Residual stress (RS) is a major processing issue for selective laser melting (SLM) of metal alloys. Postprocessing is usually required for acceptable mechanical properties. In this present research, laser shock peening (LSP) treatment on both SLM and cast aluminum A357 alloys are compared with regard to the development of beneficial near-surface compressive RS. Experiments are conducted using high-energy nanosecond pulsed laser, together with a fast photodetector connected to a high-resolution oscilloscope and high-speed camera to identify detailed temporal and spatial laser pulse profiles to improve numerical predictions. Constitutive modeling for SLM A357 alloy is performed using finite element simulation and data obtained from X-ray diffraction (XRD) measurements. Since XRD-RS measurements are accompanied with significant machine-reported error, an effective method is introduced to quantify the material constitutive model uncertainty in terms of a joint probability mass function. Conventionally, most constitutive behavior research for LSP involves deterministic material modeling. Predicted RS using deterministic approaches fail to reflect real-world variations in the materials, laser treatment, or RS measurements. A discretized Bayesian inference is used to quantify the rate-dependent plasticity material model parameters as a joint probability function. RS are then characterized as random fields, which provides far greater insight into the practical ability to attain desired residual stresses.

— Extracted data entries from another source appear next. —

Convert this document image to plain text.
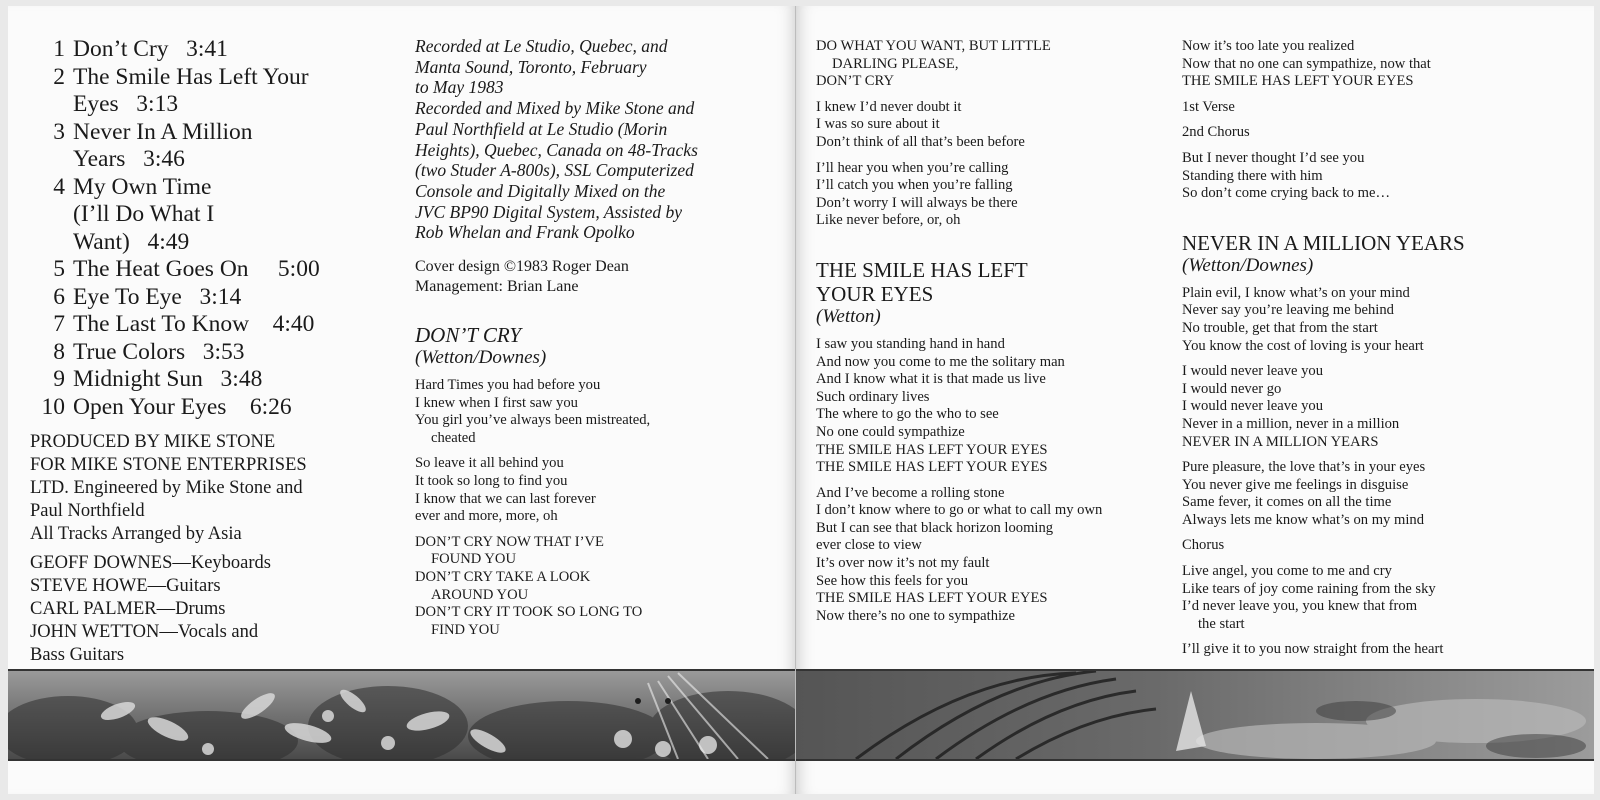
1 Don’t Cry   3:41
2 The Smile Has Left Your
Eyes   3:13
3 Never In A Million
Years   3:46
4 My Own Time
(I’ll Do What I
Want)   4:49
5 The Heat Goes On     5:00
6 Eye To Eye   3:14
7 The Last To Know    4:40
8 True Colors   3:53
9 Midnight Sun   3:48
10 Open Your Eyes    6:26

PRODUCED BY MIKE STONE
FOR MIKE STONE ENTERPRISES
LTD. Engineered by Mike Stone and
Paul Northfield
All Tracks Arranged by Asia

GEOFF DOWNES—Keyboards
STEVE HOWE—Guitars
CARL PALMER—Drums
JOHN WETTON—Vocals and
Bass Guitars

Recorded at Le Studio, Quebec, and
Manta Sound, Toronto, February
to May 1983
Recorded and Mixed by Mike Stone and
Paul Northfield at Le Studio (Morin
Heights), Quebec, Canada on 48-Tracks
(two Studer A-800s), SSL Computerized
Console and Digitally Mixed on the
JVC BP90 Digital System, Assisted by
Rob Whelan and Frank Opolko
Cover design ©1983 Roger Dean
Management: Brian Lane
DON’T CRY
(Wetton/Downes)
Hard Times you had before you
I knew when I first saw you
You girl you’ve always been mistreated,
cheated
So leave it all behind you
It took so long to find you
I know that we can last forever
ever and more, more, oh
DON’T CRY NOW THAT I’VE
FOUND YOU
DON’T CRY TAKE A LOOK
AROUND YOU
DON’T CRY IT TOOK SO LONG TO
FIND YOU
DO WHAT YOU WANT, BUT LITTLE
DARLING PLEASE,
DON’T CRY
I knew I’d never doubt it
I was so sure about it
Don’t think of all that’s been before
I’ll hear you when you’re calling
I’ll catch you when you’re falling
Don’t worry I will always be there
Like never before, or, oh
THE SMILE HAS LEFT
YOUR EYES
(Wetton)
I saw you standing hand in hand
And now you come to me the solitary man
And I know what it is that made us live
Such ordinary lives
The where to go the who to see
No one could sympathize
THE SMILE HAS LEFT YOUR EYES
THE SMILE HAS LEFT YOUR EYES
And I’ve become a rolling stone
I don’t know where to go or what to call my own
But I can see that black horizon looming
ever close to view
It’s over now it’s not my fault
See how this feels for you
THE SMILE HAS LEFT YOUR EYES
Now there’s no one to sympathize
Now it’s too late you realized
Now that no one can sympathize, now that
THE SMILE HAS LEFT YOUR EYES
1st Verse
2nd Chorus
But I never thought I’d see you
Standing there with him
So don’t come crying back to me…
NEVER IN A MILLION YEARS
(Wetton/Downes)
Plain evil, I know what’s on your mind
Never say you’re leaving me behind
No trouble, get that from the start
You know the cost of loving is your heart
I would never leave you
I would never go
I would never leave you
Never in a million, never in a million
NEVER IN A MILLION YEARS
Pure pleasure, the love that’s in your eyes
You never give me feelings in disguise
Same fever, it comes on all the time
Always lets me know what’s on my mind
Chorus
Live angel, you come to me and cry
Like tears of joy come raining from the sky
I’d never leave you, you knew that from
the start
I’ll give it to you now straight from the heart
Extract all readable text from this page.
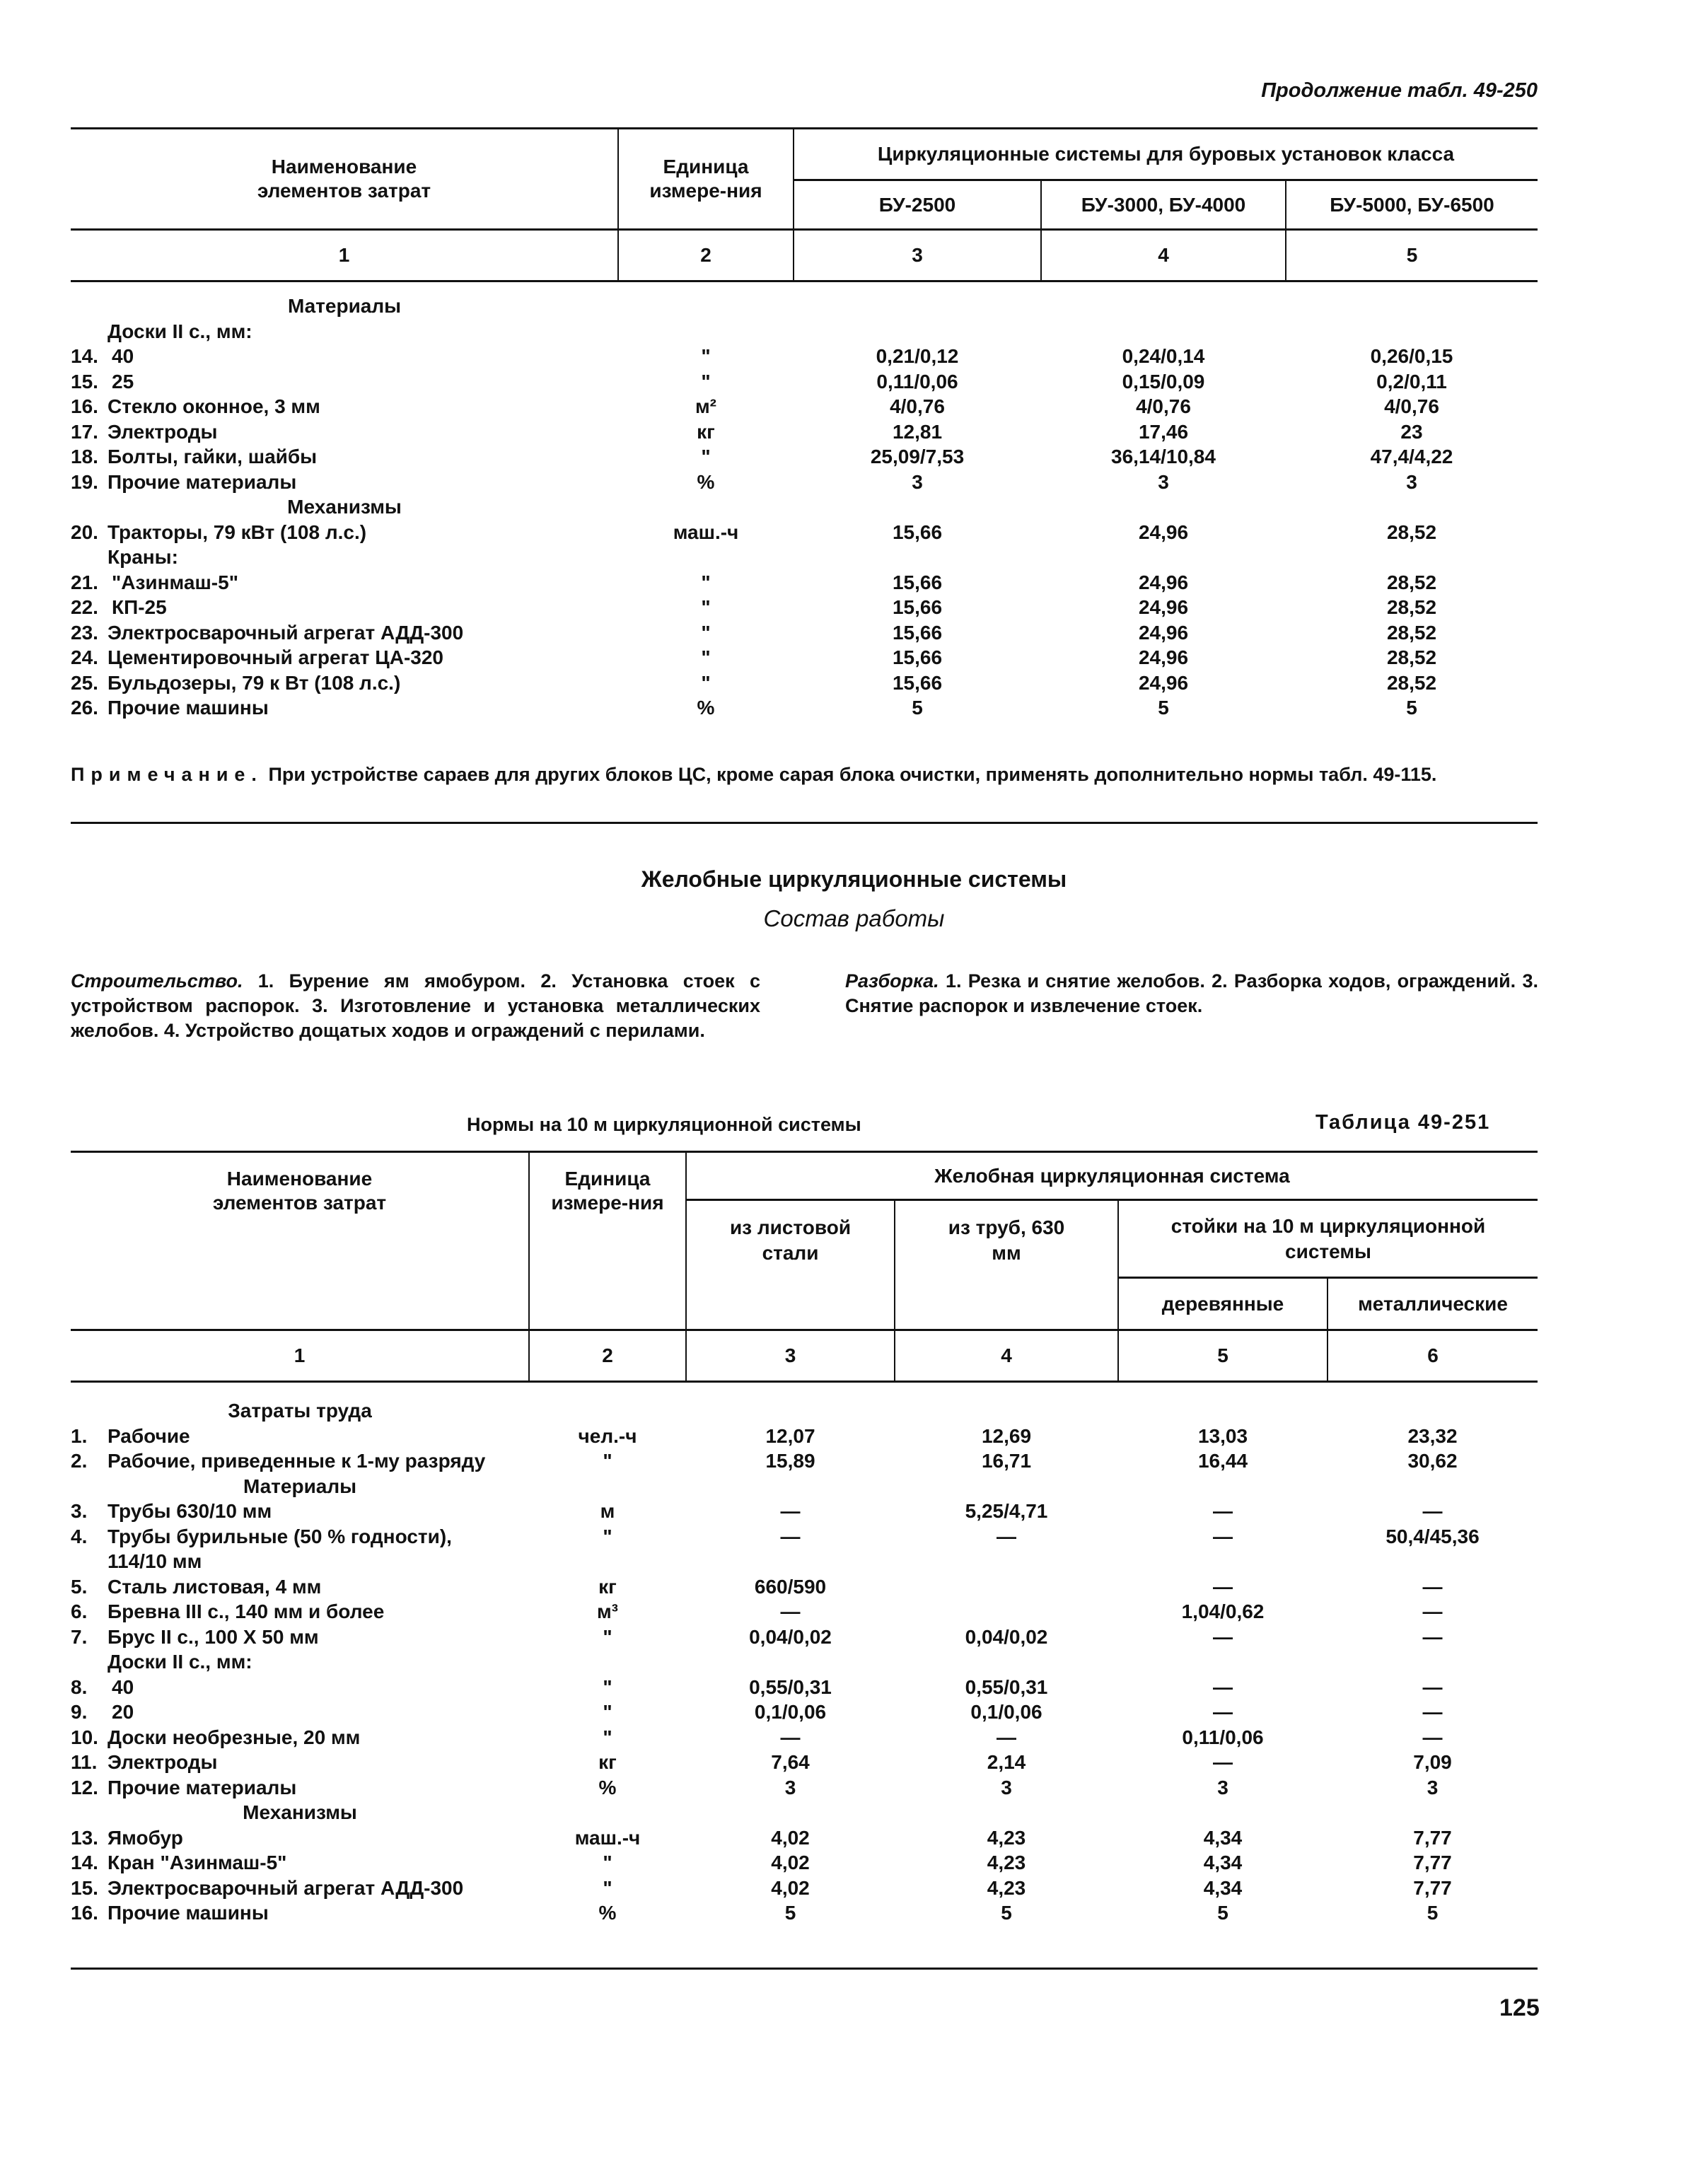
Продолжение табл. 49-250
Наименование элементов затрат	Единица измере-ния	Циркуляционные системы для буровых установок класса		
		БУ-2500	БУ-3000, БУ-4000	БУ-5000, БУ-6500
1	2	3	4	5
Материалы				
Доски II с., мм:				
14. 40	"	0,21/0,12	0,24/0,14	0,26/0,15
15. 25	"	0,11/0,06	0,15/0,09	0,2/0,11
16. Стекло оконное, 3 мм	м²	4/0,76	4/0,76	4/0,76
17. Электроды	кг	12,81	17,46	23
18. Болты, гайки, шайбы	"	25,09/7,53	36,14/10,84	47,4/4,22
19. Прочие материалы	%	3	3	3
Механизмы				
20. Тракторы, 79 кВт (108 л.с.)	маш.-ч	15,66	24,96	28,52
Краны:				
21. "Азинмаш-5"	"	15,66	24,96	28,52
22. КП-25	"	15,66	24,96	28,52
23. Электросварочный агрегат АДД-300	"	15,66	24,96	28,52
24. Цементировочный агрегат ЦА-320	"	15,66	24,96	28,52
25. Бульдозеры, 79 к Вт (108 л.с.)	"	15,66	24,96	28,52
26. Прочие машины	%	5	5	5
Примечание. При устройстве сараев для других блоков ЦС, кроме сарая блока очистки, применять дополнительно нормы табл. 49-115.
Желобные циркуляционные системы
Состав работы
Строительство. 1. Бурение ям ямобуром. 2. Установка стоек с устройством распорок. 3. Изготовление и установка металлических желобов. 4. Устройство дощатых ходов и ограждений с перилами.
Разборка. 1. Резка и снятие желобов. 2. Разборка ходов, ограждений. 3. Снятие распорок и извлечение стоек.
Нормы на 10 м циркуляционной системы	Таблица 49-251
Наименование элементов затрат	Единица измере-ния	Желобная циркуляционная система			
		из листовой стали	из труб, 630 мм	стойки на 10 м циркуляционной системы	
				деревянные	металлические
1	2	3	4	5	6
Затраты труда					
1. Рабочие	чел.-ч	12,07	12,69	13,03	23,32
2. Рабочие, приведенные к 1-му разряду	"	15,89	16,71	16,44	30,62
Материалы					
3. Трубы 630/10 мм	м	—	5,25/4,71	—	—
4. Трубы бурильные (50 % годности),	"	—	—	—	50,4/45,36
114/10 мм					
5. Сталь листовая, 4 мм	кг	660/590		—	—
6. Бревна III с., 140 мм и более	м³	—		1,04/0,62	—
7. Брус II с., 100 X 50 мм	"	0,04/0,02	0,04/0,02	—	—
Доски II с., мм:					
8. 40	"	0,55/0,31	0,55/0,31	—	—
9. 20	"	0,1/0,06	0,1/0,06	—	—
10. Доски необрезные, 20 мм	"	—	—	0,11/0,06	—
11. Электроды	кг	7,64	2,14	—	7,09
12. Прочие материалы	%	3	3	3	3
Механизмы					
13. Ямобур	маш.-ч	4,02	4,23	4,34	7,77
14. Кран "Азинмаш-5"	"	4,02	4,23	4,34	7,77
15. Электросварочный агрегат АДД-300	"	4,02	4,23	4,34	7,77
16. Прочие машины	%	5	5	5	5
125
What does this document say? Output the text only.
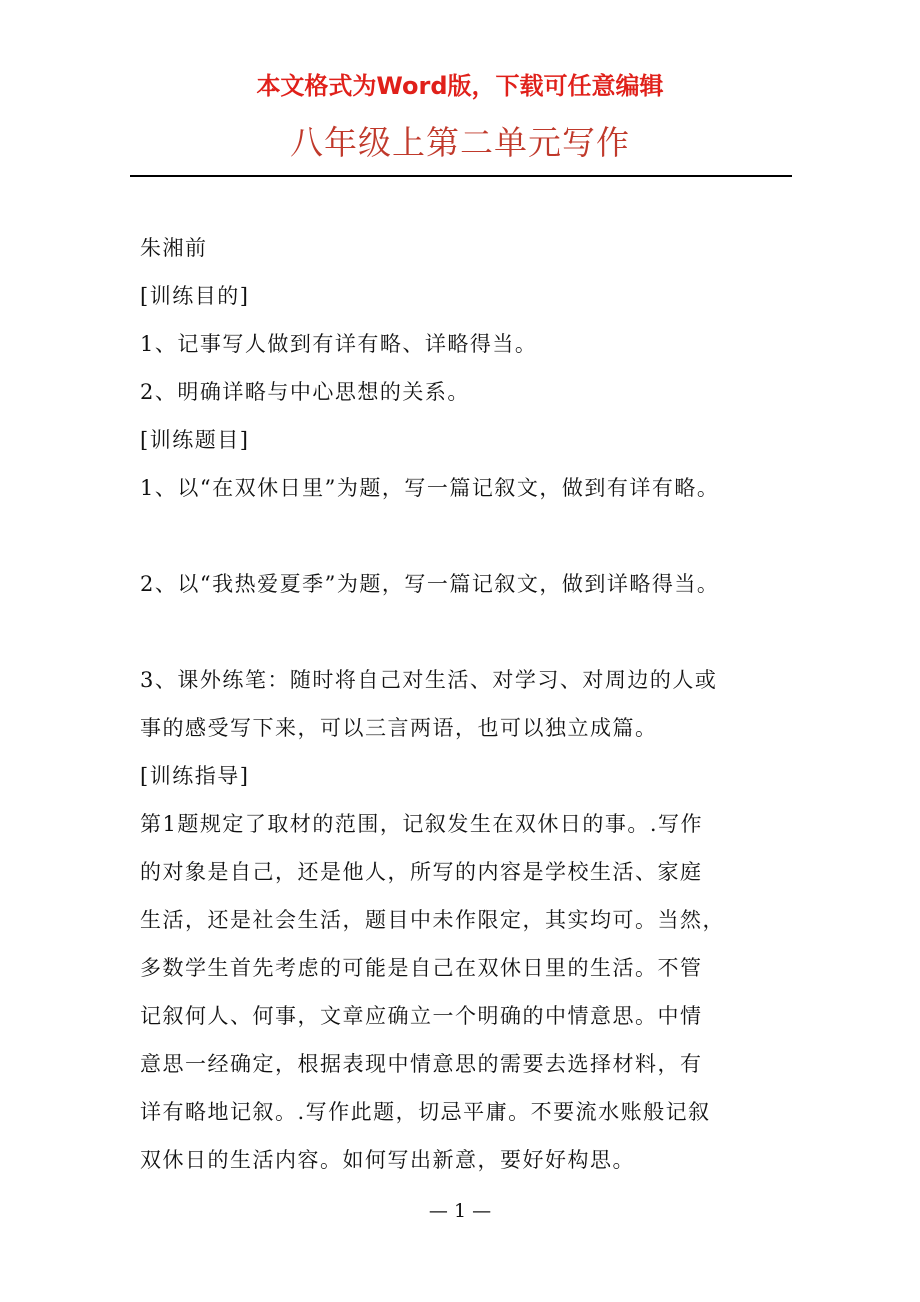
本文格式为Word版，下载可任意编辑
八年级上第二单元写作
朱湘前
[训练目的]
1、记事写人做到有详有略、详略得当。
2、明确详略与中心思想的关系。
[训练题目]
1、以“在双休日里”为题，写一篇记叙文，做到有详有略。
2、以“我热爱夏季”为题，写一篇记叙文，做到详略得当。
3、课外练笔：随时将自己对生活、对学习、对周边的人或
事的感受写下来，可以三言两语，也可以独立成篇。
[训练指导]
第1题规定了取材的范围，记叙发生在双休日的事。.写作
的对象是自己，还是他人，所写的内容是学校生活、家庭
生活，还是社会生活，题目中未作限定，其实均可。当然，
多数学生首先考虑的可能是自己在双休日里的生活。不管
记叙何人、何事，文章应确立一个明确的中情意思。中情
意思一经确定，根据表现中情意思的需要去选择材料，有
详有略地记叙。.写作此题，切忌平庸。不要流水账般记叙
双休日的生活内容。如何写出新意，要好好构思。
— 1 —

In addition, a new direct UV curing, polyurethane-like, highly stretchable rubber, Elastic ToughRubber90 (ETR 90), will be demonstrated for 3D printing via photocuring with Texas Instruments (DLP) optical systems. An array of test specimens, comprising a sandwich structure with a body-centered cubic lattice core, are 3D printed from ETR 90. The compressive behavior of these specimens is characterized up to 10 k and up to 100 k fatigue-loading cycles. The internal, visually obstructed, structures under loads are visualized using in situ X-ray tomography. All lattice structures remain intact and full recovery is observed, indicating the cyclic durability of the 3D-printed rubber.